A last-ditch effort to shed poor leadership in order to stay open did not pan out for a Brooklyn charter school that is millions of dollars in debt.

The school, Williamsburg Charter High School, would be the largest charter school to shut its doors. About 900 students will have to find spots in different high schools for the fall.

Department of Education officials cited deep financial and management troubles when they announced in January that Williamsburg Charter would close at the end of the school year. Last month, a lawyer hired by the school argued that the department’s concerns had been assuaged.

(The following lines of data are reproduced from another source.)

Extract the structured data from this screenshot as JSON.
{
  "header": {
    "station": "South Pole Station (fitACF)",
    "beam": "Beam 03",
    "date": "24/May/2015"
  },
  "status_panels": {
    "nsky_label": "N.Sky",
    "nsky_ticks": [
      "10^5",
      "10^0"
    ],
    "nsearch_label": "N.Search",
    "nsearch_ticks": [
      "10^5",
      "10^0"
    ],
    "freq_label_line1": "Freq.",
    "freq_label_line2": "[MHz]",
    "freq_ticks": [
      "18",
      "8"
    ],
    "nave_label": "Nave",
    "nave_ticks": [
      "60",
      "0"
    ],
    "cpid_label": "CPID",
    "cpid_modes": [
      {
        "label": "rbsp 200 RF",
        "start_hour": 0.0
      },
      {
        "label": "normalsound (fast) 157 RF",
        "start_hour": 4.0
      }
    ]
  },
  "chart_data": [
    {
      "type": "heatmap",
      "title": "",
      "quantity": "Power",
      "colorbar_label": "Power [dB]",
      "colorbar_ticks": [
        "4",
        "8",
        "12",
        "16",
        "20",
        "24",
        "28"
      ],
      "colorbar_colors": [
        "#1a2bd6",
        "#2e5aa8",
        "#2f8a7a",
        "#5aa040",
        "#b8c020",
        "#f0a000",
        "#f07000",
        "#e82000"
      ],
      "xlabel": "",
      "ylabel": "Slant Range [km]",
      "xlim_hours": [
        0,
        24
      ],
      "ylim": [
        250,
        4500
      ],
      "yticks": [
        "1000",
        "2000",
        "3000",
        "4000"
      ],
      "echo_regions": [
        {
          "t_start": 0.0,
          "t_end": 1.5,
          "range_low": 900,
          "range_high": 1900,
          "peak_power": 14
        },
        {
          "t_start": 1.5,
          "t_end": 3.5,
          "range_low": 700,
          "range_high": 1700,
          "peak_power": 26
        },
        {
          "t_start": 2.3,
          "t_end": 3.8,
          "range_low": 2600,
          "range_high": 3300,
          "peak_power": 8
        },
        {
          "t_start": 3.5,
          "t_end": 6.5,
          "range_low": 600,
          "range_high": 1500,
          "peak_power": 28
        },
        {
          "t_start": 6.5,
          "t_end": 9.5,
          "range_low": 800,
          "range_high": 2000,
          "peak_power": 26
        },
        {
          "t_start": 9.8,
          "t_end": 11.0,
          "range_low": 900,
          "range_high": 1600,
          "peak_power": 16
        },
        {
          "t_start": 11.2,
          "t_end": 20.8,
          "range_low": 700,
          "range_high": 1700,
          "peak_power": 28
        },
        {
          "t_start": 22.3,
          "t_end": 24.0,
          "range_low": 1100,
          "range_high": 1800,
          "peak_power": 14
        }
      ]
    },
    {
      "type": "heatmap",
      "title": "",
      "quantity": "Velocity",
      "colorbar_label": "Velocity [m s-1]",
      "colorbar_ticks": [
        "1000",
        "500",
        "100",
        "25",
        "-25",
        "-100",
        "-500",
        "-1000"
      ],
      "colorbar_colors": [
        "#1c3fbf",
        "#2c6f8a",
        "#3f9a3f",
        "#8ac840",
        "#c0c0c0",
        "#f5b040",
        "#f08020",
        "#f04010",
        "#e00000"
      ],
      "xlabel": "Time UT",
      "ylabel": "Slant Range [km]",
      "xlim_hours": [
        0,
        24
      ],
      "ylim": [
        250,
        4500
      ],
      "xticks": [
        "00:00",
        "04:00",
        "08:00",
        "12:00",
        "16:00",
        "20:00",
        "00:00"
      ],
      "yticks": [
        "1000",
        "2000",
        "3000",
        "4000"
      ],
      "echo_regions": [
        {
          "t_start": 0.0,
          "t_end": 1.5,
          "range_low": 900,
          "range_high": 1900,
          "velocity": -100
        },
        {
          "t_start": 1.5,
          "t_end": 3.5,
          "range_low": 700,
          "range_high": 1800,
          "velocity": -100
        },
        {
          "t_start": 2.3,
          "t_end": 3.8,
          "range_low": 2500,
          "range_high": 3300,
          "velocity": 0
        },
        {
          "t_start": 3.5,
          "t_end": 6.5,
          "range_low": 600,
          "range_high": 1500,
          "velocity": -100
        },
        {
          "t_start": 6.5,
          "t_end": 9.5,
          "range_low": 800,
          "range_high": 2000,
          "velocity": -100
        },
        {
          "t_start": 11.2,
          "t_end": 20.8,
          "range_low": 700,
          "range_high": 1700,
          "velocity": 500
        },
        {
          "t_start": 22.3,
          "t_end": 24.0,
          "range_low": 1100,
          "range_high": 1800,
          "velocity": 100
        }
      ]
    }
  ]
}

“I feel that we’ve met every issue they’ve raised,” Ellen Kimatian Eagan said at the time, noting that the school had severed relations with its controversial leader, who is under state investigation for financial improprieties. “We’ve made a lot of changes and we should remain open.”

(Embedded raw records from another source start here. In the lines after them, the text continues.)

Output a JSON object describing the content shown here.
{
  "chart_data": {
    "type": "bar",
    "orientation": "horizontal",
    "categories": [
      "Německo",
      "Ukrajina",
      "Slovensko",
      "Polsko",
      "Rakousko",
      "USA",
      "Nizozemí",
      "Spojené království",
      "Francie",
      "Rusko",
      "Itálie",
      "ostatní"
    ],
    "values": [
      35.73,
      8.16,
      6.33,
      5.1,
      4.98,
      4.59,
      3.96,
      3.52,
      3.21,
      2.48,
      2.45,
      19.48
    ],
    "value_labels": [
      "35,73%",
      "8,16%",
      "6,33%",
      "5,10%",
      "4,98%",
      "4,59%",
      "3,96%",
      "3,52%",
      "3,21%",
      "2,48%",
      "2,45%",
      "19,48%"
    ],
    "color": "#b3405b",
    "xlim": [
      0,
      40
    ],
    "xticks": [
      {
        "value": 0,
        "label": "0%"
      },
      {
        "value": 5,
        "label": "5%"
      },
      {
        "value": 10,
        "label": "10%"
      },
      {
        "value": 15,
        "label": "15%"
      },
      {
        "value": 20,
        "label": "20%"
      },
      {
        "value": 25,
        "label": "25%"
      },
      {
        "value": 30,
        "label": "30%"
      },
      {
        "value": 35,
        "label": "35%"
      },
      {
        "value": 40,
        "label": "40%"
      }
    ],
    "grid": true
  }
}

But department officials determined that the changes had come too late to instill confidence that the school really had severed ties with its management organization, Believe Charter Schools, which is also under state investigation. The school is about $5 million in debt, city officials concluded.

“Time and again, this school has failed to live up to the conditions we set when concerns arose over their management and finances,” Chancellor Dennis Walcott said in a statement. “We hold charter schools to the highest standards — and in a case like this, where a school has been given multiple opportunities but still failed to implement oversight and accountability, we need to take action.”

Deputy Chancellor Kathleen Grimm, who heard the appeal, detailed the department’s reasoning in a nine-page letter to its board today. That letter is below.

The school will close at the end of June and its remaining students — about 900 — will disperse among other city high schools. City officials said they would offer the students spots in schools that still have seats open after the regular admissions process — meaning that they are likely to wind up in schools with significant challenges.

Students from another school that used to be in the Believe Network, Believe Southside Charter School, will also have to find new schools because the state has revoked that school’s charter. The state is allowing the network’s third school, Believe Northside, to stay open on a conditional basis.